No, We Didn't Just Find Dino DNA
One of the biggest roadblocks to making Jurassic Park a reality, aside from Jeff Goldblum's declining sex appeal, is the fact that DNA can't actually be preserved in the way John Hammond's whimsical animation explains. According to our current understanding of science, which is "pretty good" on the scale of "prosecuting Galileo for heliocentrism" to "uploading our brains into robots," even perfectly preserved DNA can't last much longer than five million years. Politicians notwithstanding, dinosaurs went extinct considerably more than five million years ago, so these headlines were understandably eyebrow-raising.
Sadly, for those of us who are pretty apathetic toward the continued existence of humanity versus the possibility of riding a raptor, what they found wasn't an ancient mosquito full of tasty dino blood. It was "microstructures within the cartilage" of a specimen of Hypacrosaurus that lived between 74 and 80 million years ago that kind of sort of looks like it could be DNA of some kind. The scientists described their findings with a lot "suggests," "potential," and "remnants of," and other qualifiers right out of shady apartment listings. Even if we somehow have genuine dino DNA on our carefully gloved hands, it's unlikely to be usable for anything cool, as the oldest complete genome scientists have managed to cobble together is 700,000 years old.
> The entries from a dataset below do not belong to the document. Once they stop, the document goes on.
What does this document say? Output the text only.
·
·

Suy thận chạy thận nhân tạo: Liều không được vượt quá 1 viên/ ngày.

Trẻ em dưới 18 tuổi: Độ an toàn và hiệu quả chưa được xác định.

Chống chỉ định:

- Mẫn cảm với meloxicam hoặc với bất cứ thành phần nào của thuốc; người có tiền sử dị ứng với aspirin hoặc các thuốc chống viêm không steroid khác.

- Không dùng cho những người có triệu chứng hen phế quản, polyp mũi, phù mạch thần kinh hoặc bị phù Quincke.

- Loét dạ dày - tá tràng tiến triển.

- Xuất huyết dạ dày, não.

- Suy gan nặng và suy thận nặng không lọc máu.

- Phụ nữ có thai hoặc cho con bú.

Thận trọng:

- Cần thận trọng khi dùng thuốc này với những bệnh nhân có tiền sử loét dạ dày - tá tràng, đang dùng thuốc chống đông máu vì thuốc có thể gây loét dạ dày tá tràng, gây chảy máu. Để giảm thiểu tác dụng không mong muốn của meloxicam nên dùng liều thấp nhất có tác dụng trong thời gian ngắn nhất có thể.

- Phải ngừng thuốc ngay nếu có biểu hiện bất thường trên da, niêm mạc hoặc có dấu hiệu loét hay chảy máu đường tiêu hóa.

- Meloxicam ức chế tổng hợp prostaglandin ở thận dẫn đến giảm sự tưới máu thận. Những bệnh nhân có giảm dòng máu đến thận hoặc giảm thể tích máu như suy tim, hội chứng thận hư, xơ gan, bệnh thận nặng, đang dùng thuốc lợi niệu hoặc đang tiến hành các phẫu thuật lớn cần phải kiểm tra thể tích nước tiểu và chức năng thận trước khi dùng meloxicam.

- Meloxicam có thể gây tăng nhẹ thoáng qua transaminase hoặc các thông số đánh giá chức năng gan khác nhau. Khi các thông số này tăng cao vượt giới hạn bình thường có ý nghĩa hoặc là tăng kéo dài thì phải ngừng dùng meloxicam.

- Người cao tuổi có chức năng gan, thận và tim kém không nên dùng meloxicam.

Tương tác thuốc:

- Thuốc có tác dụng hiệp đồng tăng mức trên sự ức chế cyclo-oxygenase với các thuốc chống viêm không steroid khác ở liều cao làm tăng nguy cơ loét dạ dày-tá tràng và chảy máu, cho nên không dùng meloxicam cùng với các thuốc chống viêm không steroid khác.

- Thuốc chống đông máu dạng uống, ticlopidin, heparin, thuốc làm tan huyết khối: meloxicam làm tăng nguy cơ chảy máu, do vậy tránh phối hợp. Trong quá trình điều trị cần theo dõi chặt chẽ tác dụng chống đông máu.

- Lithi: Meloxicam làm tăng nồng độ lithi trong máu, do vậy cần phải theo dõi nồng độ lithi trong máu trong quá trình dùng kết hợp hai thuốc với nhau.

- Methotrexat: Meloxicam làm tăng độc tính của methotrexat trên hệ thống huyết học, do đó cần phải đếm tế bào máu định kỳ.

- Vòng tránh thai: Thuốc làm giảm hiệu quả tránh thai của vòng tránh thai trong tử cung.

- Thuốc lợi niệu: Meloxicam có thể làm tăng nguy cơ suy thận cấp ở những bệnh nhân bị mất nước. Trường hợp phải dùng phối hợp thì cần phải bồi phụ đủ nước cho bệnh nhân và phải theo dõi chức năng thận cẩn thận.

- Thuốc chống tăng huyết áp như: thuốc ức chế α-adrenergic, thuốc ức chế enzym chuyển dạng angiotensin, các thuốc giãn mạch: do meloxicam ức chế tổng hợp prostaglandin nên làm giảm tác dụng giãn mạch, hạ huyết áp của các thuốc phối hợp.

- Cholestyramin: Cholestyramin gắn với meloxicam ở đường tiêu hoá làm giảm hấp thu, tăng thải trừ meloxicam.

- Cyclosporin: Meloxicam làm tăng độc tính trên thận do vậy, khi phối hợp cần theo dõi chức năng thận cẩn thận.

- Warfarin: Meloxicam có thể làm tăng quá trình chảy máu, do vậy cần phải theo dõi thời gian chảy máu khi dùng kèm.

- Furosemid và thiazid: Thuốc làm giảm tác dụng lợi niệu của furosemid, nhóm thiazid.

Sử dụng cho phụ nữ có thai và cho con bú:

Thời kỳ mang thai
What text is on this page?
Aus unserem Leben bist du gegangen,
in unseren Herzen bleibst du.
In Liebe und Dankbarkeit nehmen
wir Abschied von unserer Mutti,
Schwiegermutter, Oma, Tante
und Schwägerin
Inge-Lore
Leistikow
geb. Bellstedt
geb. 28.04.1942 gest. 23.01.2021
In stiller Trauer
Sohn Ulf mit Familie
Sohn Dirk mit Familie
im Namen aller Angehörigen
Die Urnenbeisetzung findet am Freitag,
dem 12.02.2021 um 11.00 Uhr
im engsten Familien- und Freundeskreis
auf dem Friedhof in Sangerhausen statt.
It might still be valuable from a scientific perspective, just not a theme park one.
It doesn't help, though, that one of the lead researchers, Mary Schweitzer, has a history of such claims that turned out to likely be contamination from modern sources of DNA. She insists this is a totally different thing, but other experts insist just as hard, in scientific terms, that it's way not. Even she's not "willing to call it DNA because I'm cautious, and I don't want to overstate the results," but she also challenged skeptics to come up with a better explanation (which, y'know, they did immediately). Honestly? Make a movie about this brash, possibly incompetent but equally passionate paleontologist. What's her story, huh?